Those of us in exile are counting on the Militant to keep fighting the good fight for public transportation...I heard they lifted the ban on bicycles during the rush hours on the Metro line. Did the Militant have something to do with this?

Militant Angeleno said...

The Maker Monk: The Militant has so much work on his plate, he can't be everywhere (or can he?), but he can't take credit for the bike ban lift, although he may or may not know people who were active in advocating for it. Nevertheless, it's great news!

Steve Devol said...

The MTA has run out of usable, noncontroversial colors. I think MTA has "painted" itself into a corner when it comes to naming subsequent lines. It seems they would need to shift to the London Model, in which patterns, and names, are used to differentiate the lines on the famous Tube map. Circle Line, Victoria Line, etc., and colored patterns. It would be interesting to solicit comments on what would be appropriate "name" lines for any future L.A. routes. "Expo" seems nonsdescript, nonhistoric and nongeographic. It's a reference to Exposition Park, no? It would be great to use the names of historical figures from L.A., such as Pico, Huntington, (Chandler!?) but since we use those names on streets, that would be confusing.

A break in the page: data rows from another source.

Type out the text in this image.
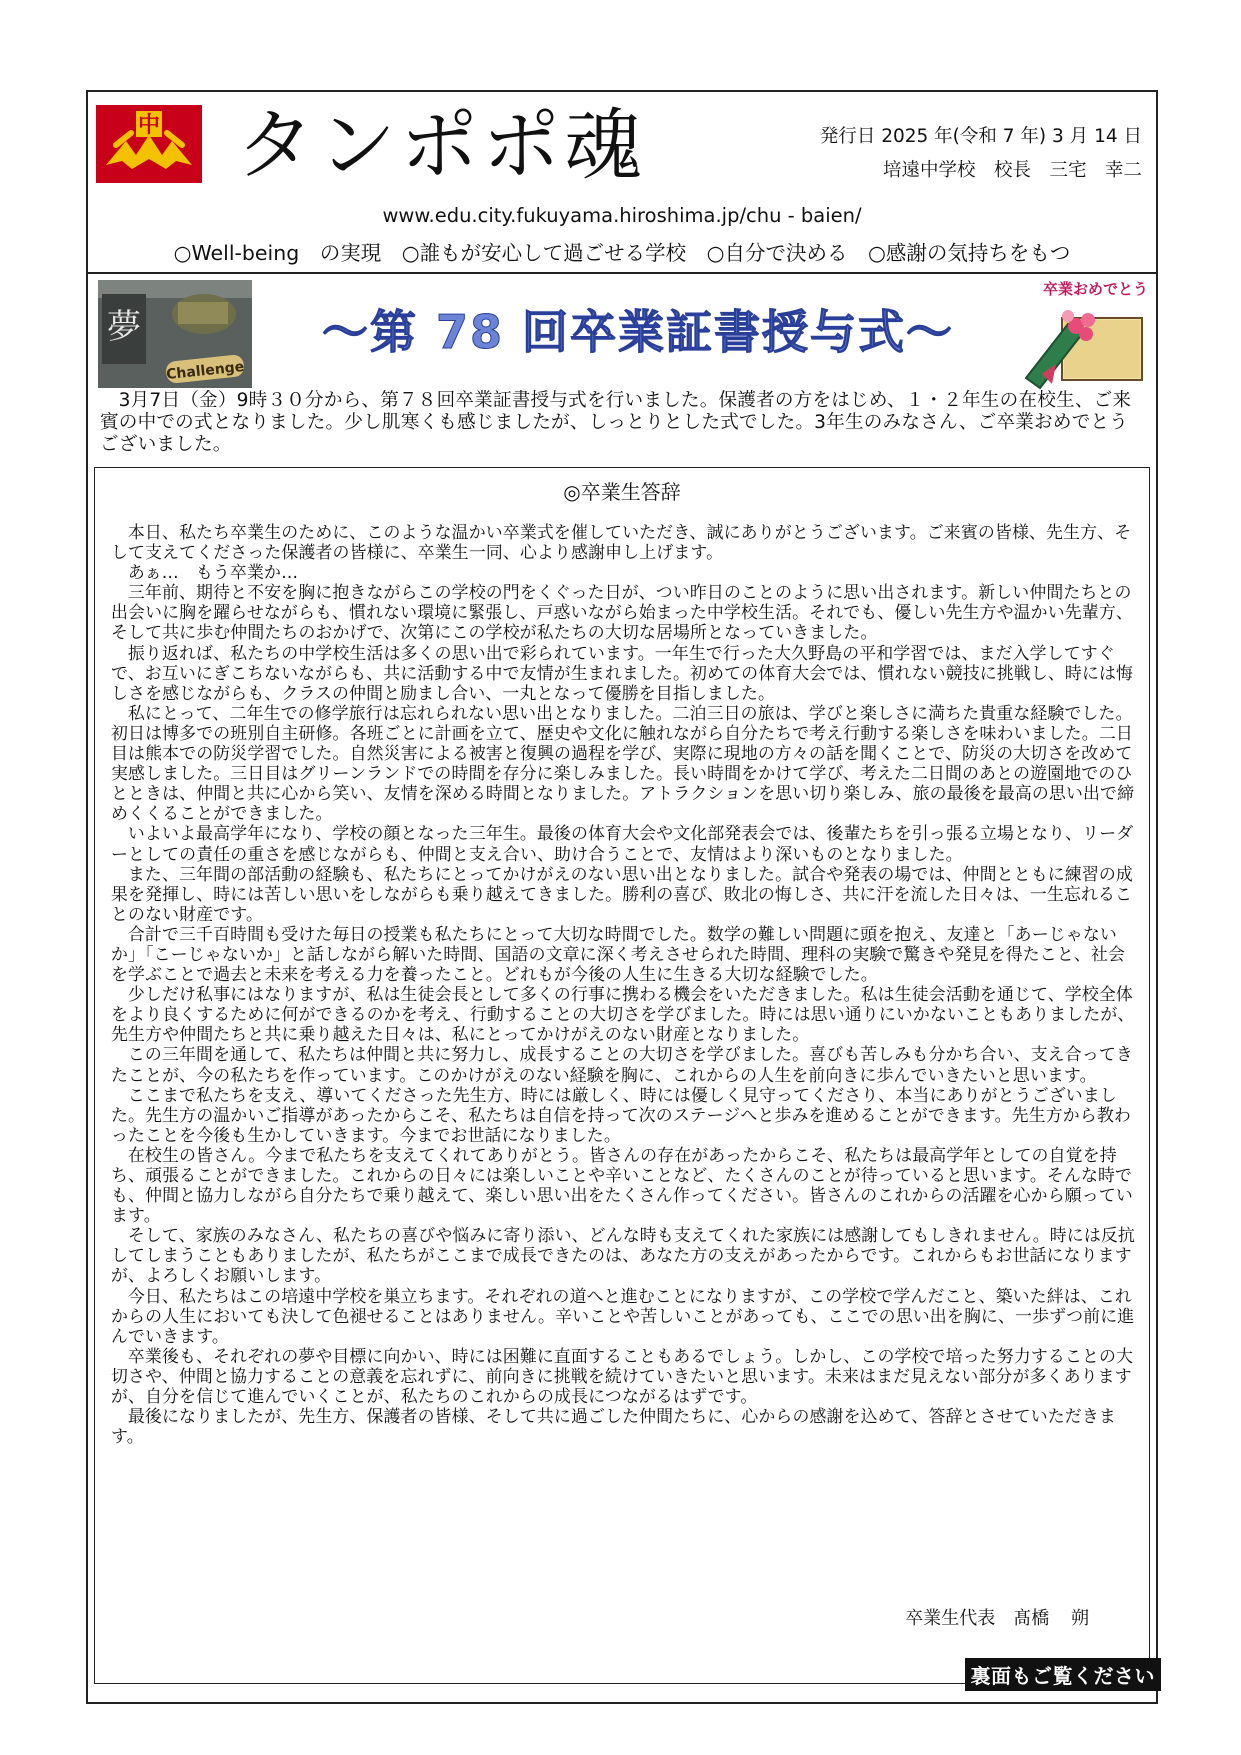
中 タンポポ魂	発行日 2025 年(令和 7 年) 3 月 14 日
培遠中学校　校長　三宅　幸二
www.edu.city.fukuyama.hiroshima.jp/chu - baien/
○Well-being の実現　○誰もが安心して過ごせる学校　○自分で決める　○感謝の気持ちをもつ
夢
Challenge
～第 78 回卒業証書授与式～
卒業おめでとう
3月7日（金）9時３０分から、第７８回卒業証書授与式を行いました。保護者の方をはじめ、１・２年生の在校生、ご来賓の中での式となりました。少し肌寒くも感じましたが、しっとりとした式でした。3年生のみなさん、ご卒業おめでとうございました。
◎卒業生答辞

本日、私たち卒業生のために、このような温かい卒業式を催していただき、誠にありがとうございます。ご来賓の皆様、先生方、そして支えてくださった保護者の皆様に、卒業生一同、心より感謝申し上げます。

あぁ…　もう卒業か…

三年前、期待と不安を胸に抱きながらこの学校の門をくぐった日が、つい昨日のことのように思い出されます。新しい仲間たちとの出会いに胸を躍らせながらも、慣れない環境に緊張し、戸惑いながら始まった中学校生活。それでも、優しい先生方や温かい先輩方、そして共に歩む仲間たちのおかげで、次第にこの学校が私たちの大切な居場所となっていきました。

振り返れば、私たちの中学校生活は多くの思い出で彩られています。一年生で行った大久野島の平和学習では、まだ入学してすぐで、お互いにぎこちないながらも、共に活動する中で友情が生まれました。初めての体育大会では、慣れない競技に挑戦し、時には悔しさを感じながらも、クラスの仲間と励まし合い、一丸となって優勝を目指しました。

私にとって、二年生での修学旅行は忘れられない思い出となりました。二泊三日の旅は、学びと楽しさに満ちた貴重な経験でした。初日は博多での班別自主研修。各班ごとに計画を立て、歴史や文化に触れながら自分たちで考え行動する楽しさを味わいました。二日目は熊本での防災学習でした。自然災害による被害と復興の過程を学び、実際に現地の方々の話を聞くことで、防災の大切さを改めて実感しました。三日目はグリーンランドでの時間を存分に楽しみました。長い時間をかけて学び、考えた二日間のあとの遊園地でのひとときは、仲間と共に心から笑い、友情を深める時間となりました。アトラクションを思い切り楽しみ、旅の最後を最高の思い出で締めくくることができました。

いよいよ最高学年になり、学校の顔となった三年生。最後の体育大会や文化部発表会では、後輩たちを引っ張る立場となり、リーダーとしての責任の重さを感じながらも、仲間と支え合い、助け合うことで、友情はより深いものとなりました。

また、三年間の部活動の経験も、私たちにとってかけがえのない思い出となりました。試合や発表の場では、仲間とともに練習の成果を発揮し、時には苦しい思いをしながらも乗り越えてきました。勝利の喜び、敗北の悔しさ、共に汗を流した日々は、一生忘れることのない財産です。

合計で三千百時間も受けた毎日の授業も私たちにとって大切な時間でした。数学の難しい問題に頭を抱え、友達と「あーじゃないか」「こーじゃないか」と話しながら解いた時間、国語の文章に深く考えさせられた時間、理科の実験で驚きや発見を得たこと、社会を学ぶことで過去と未来を考える力を養ったこと。どれもが今後の人生に生きる大切な経験でした。

少しだけ私事にはなりますが、私は生徒会長として多くの行事に携わる機会をいただきました。私は生徒会活動を通じて、学校全体をより良くするために何ができるのかを考え、行動することの大切さを学びました。時には思い通りにいかないこともありましたが、先生方や仲間たちと共に乗り越えた日々は、私にとってかけがえのない財産となりました。

この三年間を通して、私たちは仲間と共に努力し、成長することの大切さを学びました。喜びも苦しみも分かち合い、支え合ってきたことが、今の私たちを作っています。このかけがえのない経験を胸に、これからの人生を前向きに歩んでいきたいと思います。

ここまで私たちを支え、導いてくださった先生方、時には厳しく、時には優しく見守ってくださり、本当にありがとうございました。先生方の温かいご指導があったからこそ、私たちは自信を持って次のステージへと歩みを進めることができます。先生方から教わったことを今後も生かしていきます。今までお世話になりました。

在校生の皆さん。今まで私たちを支えてくれてありがとう。皆さんの存在があったからこそ、私たちは最高学年としての自覚を持ち、頑張ることができました。これからの日々には楽しいことや辛いことなど、たくさんのことが待っていると思います。そんな時でも、仲間と協力しながら自分たちで乗り越えて、楽しい思い出をたくさん作ってください。皆さんのこれからの活躍を心から願っています。

そして、家族のみなさん、私たちの喜びや悩みに寄り添い、どんな時も支えてくれた家族には感謝してもしきれません。時には反抗してしまうこともありましたが、私たちがここまで成長できたのは、あなた方の支えがあったからです。これからもお世話になりますが、よろしくお願いします。

今日、私たちはこの培遠中学校を巣立ちます。それぞれの道へと進むことになりますが、この学校で学んだこと、築いた絆は、これからの人生においても決して色褪せることはありません。辛いことや苦しいことがあっても、ここでの思い出を胸に、一歩ずつ前に進んでいきます。

卒業後も、それぞれの夢や目標に向かい、時には困難に直面することもあるでしょう。しかし、この学校で培った努力することの大切さや、仲間と協力することの意義を忘れずに、前向きに挑戦を続けていきたいと思います。未来はまだ見えない部分が多くありますが、自分を信じて進んでいくことが、私たちのこれからの成長につながるはずです。

最後になりましたが、先生方、保護者の皆様、そして共に過ごした仲間たちに、心からの感謝を込めて、答辞とさせていただきます。

卒業生代表　髙橋 朔
裏面もご覧ください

Any ideas on what would be appropriate names? Thanks for the post!

Anonymous said...

Based on the old LA Railway/LA Transit Lines streetcars, Metrorail should adopt lettered routes for the trains:
Red Line: R Train
Purple Line: P Train
Azusa to Long Beach: A Train
East L.A. to Santa Monica: E Train
etc.
Santa Monica to Long Beach: F Train

They do this in San Francisco with MUNI and it works fine.

JN said...

@Steve- I believe Expo is actually a reference to Exposition Blvd., which the line follows between Exposition Park and (hopefully) Santa Monica.

Eric Tooley said...

Actually the Expo line will be the Gold line once the Regional Connector is built, and will travel from Santa Monica to Atlantic Blvd. in East Los Angeles.

Militant Angeleno said...

Anonymous: Actually Metro DID try to adopt a lettering system for its Metro Rail lines a few years ago (it used to appear on train schedules and maps), but no one caught on to it and Metro gave up using it. The colored lines have existed for some 20 years and no one plans to stop referring to them as such.

There are many NYers who still refer to their subway lines as "IRT/IND/BMT" even after the letter/number system was adopted.

LA MapNerd said...

My theory is that these are Blue-Line blue so that when the Downtown Connector is finished, they can trade them for the gold pylons from the northern half of the Gold Line, thereby saving a bundle of money when they reconfigure the Gold/Blue Line routes as Eric Tooley mentioned above.

Almost seems too sensible, though...

Anonymous said...

What happened to the Aqua Line? The color was thought-up by The People, so the powers-that-be call it the Expo Line.